(Boursier.com) -- Le titre de l'établissement bancaire d'épargne et de crédit de Seattle Washington Mutual décrochait de 73% en post-séance à Wall Street hier, à 45 cents environ, contre une clôture à 1,69$. JP Morgan Chase va donc acquérir les opérations bancaires de "WaMu", saisies par les autorités américaines de la FDIC jeudi soir. Concrètement, la procédure gouvernementale de saisie se traduit par une destruction de la valeur de WaMu pour ses actionnaires, ce qui ne devrait pas réjouir TPG Capital qui avait injecté 7 Mds$ dans l'affaire au printemps.
Ceci constitue l'échec le plus retentissant dans l'histoire américaine de l'industrie bancaire.
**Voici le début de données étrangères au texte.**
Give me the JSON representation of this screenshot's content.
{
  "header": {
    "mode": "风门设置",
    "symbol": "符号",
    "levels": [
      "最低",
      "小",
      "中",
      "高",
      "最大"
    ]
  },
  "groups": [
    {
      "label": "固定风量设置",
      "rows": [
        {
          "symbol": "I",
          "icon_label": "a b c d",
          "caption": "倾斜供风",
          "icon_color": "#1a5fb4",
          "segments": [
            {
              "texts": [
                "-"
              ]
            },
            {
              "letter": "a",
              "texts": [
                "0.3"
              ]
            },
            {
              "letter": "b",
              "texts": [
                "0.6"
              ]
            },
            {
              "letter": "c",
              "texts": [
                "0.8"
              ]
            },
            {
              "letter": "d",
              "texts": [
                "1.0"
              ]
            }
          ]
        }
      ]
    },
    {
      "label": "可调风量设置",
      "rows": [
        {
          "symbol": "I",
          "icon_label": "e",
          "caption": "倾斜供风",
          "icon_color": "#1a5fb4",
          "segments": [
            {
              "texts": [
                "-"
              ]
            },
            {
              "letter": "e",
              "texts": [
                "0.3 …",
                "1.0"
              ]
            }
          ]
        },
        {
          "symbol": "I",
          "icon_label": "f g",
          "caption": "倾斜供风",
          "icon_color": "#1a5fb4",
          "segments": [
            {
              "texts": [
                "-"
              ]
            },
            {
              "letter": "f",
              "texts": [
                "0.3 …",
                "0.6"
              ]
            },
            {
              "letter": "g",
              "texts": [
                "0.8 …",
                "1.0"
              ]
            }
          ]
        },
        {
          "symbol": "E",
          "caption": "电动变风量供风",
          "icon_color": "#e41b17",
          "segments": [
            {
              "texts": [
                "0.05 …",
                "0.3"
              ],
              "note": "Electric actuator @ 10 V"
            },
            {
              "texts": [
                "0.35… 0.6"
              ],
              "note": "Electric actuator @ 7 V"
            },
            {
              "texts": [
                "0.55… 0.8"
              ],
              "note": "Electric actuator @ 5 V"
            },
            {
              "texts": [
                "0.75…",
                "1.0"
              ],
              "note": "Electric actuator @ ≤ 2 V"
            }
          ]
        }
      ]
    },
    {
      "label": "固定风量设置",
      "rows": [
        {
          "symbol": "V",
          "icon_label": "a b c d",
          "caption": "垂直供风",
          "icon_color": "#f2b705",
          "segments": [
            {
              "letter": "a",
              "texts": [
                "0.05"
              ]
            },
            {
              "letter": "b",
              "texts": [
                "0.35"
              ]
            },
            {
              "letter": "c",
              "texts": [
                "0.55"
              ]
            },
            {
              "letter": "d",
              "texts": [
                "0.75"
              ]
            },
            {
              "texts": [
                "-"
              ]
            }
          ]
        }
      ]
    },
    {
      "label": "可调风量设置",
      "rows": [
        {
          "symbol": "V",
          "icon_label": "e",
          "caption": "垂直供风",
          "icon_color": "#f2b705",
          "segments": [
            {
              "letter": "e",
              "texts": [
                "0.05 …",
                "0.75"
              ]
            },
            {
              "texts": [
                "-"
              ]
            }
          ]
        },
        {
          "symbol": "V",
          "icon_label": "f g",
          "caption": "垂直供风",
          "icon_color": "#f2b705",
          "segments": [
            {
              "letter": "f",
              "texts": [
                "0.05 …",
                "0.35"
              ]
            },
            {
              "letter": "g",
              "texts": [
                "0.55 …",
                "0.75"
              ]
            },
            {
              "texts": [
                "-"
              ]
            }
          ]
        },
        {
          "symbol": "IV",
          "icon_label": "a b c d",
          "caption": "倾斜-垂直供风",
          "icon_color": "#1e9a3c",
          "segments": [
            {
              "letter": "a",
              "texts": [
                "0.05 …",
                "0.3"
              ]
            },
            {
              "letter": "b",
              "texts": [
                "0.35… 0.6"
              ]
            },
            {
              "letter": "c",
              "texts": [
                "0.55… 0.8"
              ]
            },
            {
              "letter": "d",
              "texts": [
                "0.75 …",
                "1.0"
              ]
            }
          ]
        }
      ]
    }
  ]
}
La faute à la fuite des clients de la banque, paniqués suite aux récentes actions des agences de notations et à l'actualité pesante faisant état ces derniers mois du risque d'un démantèlement de l'établissement.
JP Morgan payera 1,9 Md$ aux régulateurs américaines de la Federal Deposit Insurance Corporation pour prendre possession des dépôts, assurés ou non, des activités bancaires de WaMu. JPM récupère aussi des actifs et engagements associés à ces opérations. JP Morgan Chase n'échappe cependant pas à la reprise du portefeuille mortgage de WaMu.
JP Morgan, qui avait repris les opérations du broker de Wall Street Bear Stearns en mars dernier, ce qui constituait alors l'un des premiers effondrements dans l'industrie, explique qu'il dépréciera pour 31 Mds$ le portefeuille de crédit de WaMu. JPM va aussi céder 8 Mds$ de titres ordinaires afin d'améliorer sa position de capital. La FDIC, de son côté, explique sa décision de saisie et de vente des opérations de WaMu par les difficultés majeures rencontrées par le Groupe sur le plan des liquidités. La FDIC qui assure encore qu'il n'y aura pas d'interruption des services bancaires dans le cadre de cette opération. Autrement dit, l'autorité bancaire veut encourager les clients à conserver désormais leurs comptes. "C'est simplement la combinaison de deux banques", veut assurer un responsable de la FDIC à propos de ce que d'autres qualifient de "rachat de la dépouille de WaMu par JP Morgan".
L'Office of Thrift Supervision, organe de contrôle financier, explique de son côté que les retraits de dépôts chez WaMu atteignaient plus de 16 Mds$ depuis mi-septembre. Ce phénomène ne laissait plus à WaMu assez de liquidités pour répondre à ses engagements. Avec plus de 300 Mds$ d'actifs, WaMu constitue la plus importante défaillance bancaire et financière de l'histoire US, loin devant IndyMac, saisie en juillet en pleine tourmente financière. Évidemment, les choses en auraient peut-être et même sans doute été autrement si le plan Paulson de 700 Mds$ avait été très rapidement adopté comme l'espéraient les ténors de l'administration Bush.